In the present embodiment, the shaft member 204 is manufactured by forging process. Alternately, the shaft member 204 may be manufactured by techniques, such as extrusion or any other technique involving application of external force. The eccentric assembly 200 includes the barrel member 202 fixedly coupled to the shaft member 204, such that the inner periphery 218 of the web portion 214 substantially conforms to the outer periphery 240 of the flange portion 238. In the present embodiment, the eccentric assembly 200 includes a weld joint 242 between the inner periphery 218 of the web portion 214 and the outer periphery 240 of the flange portion 238. In an alternate embodiment, the inner periphery 218 and the outer periphery 240 may be coupled by press-fit technique, riveting or any other method known in the art.

FIGS. 6-7 show planar views of the eccentric assembly 200. The barrel member 202 is fixedly coupled to the shaft member 204 by the weld joint 242 between the inner and outer periphery 218, 240. The distance between the geometric center 212 of the barrel member 202 and the geometric center 232 of the shaft member 204 corresponds to the shaft eccentricity 'X' . In an

embodiment, 'the flange portion 238 is machined to alter the outer periphery 240, thereby adjusting the shaft eccentricity 'X' of the shaft member 204 with respect to the barrel member 202 when the flange portion 238, with the altered outer periphery 240, is coupled to the web portion 214. Industrial Applicability

The present disclosure relates to the eccentric assembly 200 for a walking mechanism 112. The walking mechanism 112 includes the eccentric assembly 200 configured to provide a walking motion to the dragline excavator 100. The eccentric assembly 200 includes the barrel member 202 that is forged from a single billet of steel, where the shape of the barrel member 202 replicates geometry of the cast. Also, the shaft member 204 is forged from a single billet of steel. The flange portion 238 enables a unique 'key' shape to mate with a key cut in the barrel member 202, and also pushes the weld (heat affected zone) away from critical stress area of the web portion 214 and the flange portion 238.

The flange portion 238 may be machined to adapt to the necessary shaft eccentricity 'X' required by the walking mechanism 112 of the machine 100. In an example, the shaft eccentricity 'X' may be 26 inches in length for a dragline excavator 100. In some cases, the customer may require a lower shaft eccentricity 'X', for example, 21 inches. The present disclosure allows machining of the outer periphery 240 of the flange portion 238 to meet customer requirements. Further, the customization of the shaft eccentricity 'X' reduces the machining time to achieve eccentricity variance. The flange portion 238 incorporates a large radius to reduce the stress concentration during the walking of the dragline excavator 100.

The eccentric assembly 200 allows both semi-finished parts to be stocked, which can be adjusted to suit customer requirements and variations of the finished eccentric assembly 200. The flexibility to make adjustments in the shaft eccentricity 'X' reduces the lead-time for assembling the customized finished component. Further, making the barrel and shaft members 202, 204 using the forging process eliminates casting defects and improves material properties.

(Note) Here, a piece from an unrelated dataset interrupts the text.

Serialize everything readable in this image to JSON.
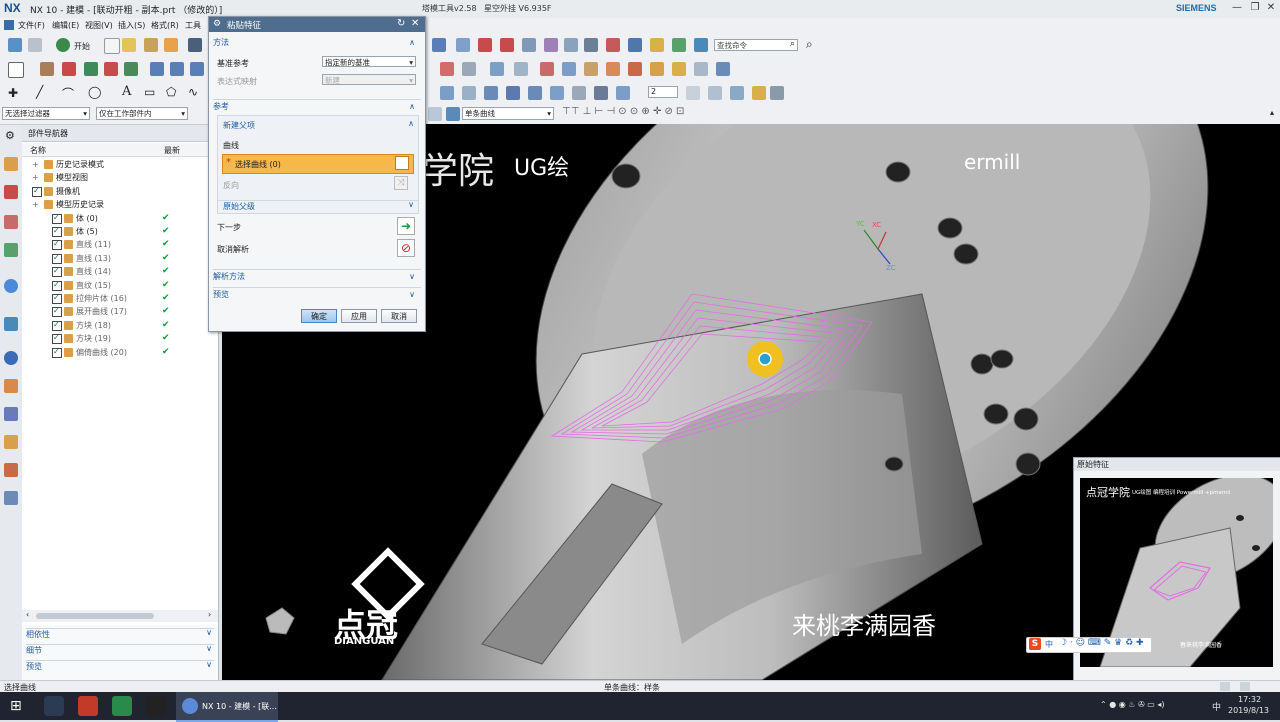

While aspects of the present disclosure have been particularly shown and described with reference to the embodiments above, it will be understood by those skilled in the art that various additional embodiments may be contemplated by the modification of the disclosed machines, systems and methods without departing from the spirit and scope of what is disclosed. Such embodiments should be understood to fall within the scope of the present disclosure as determined based upon the claims and any equivalents thereof.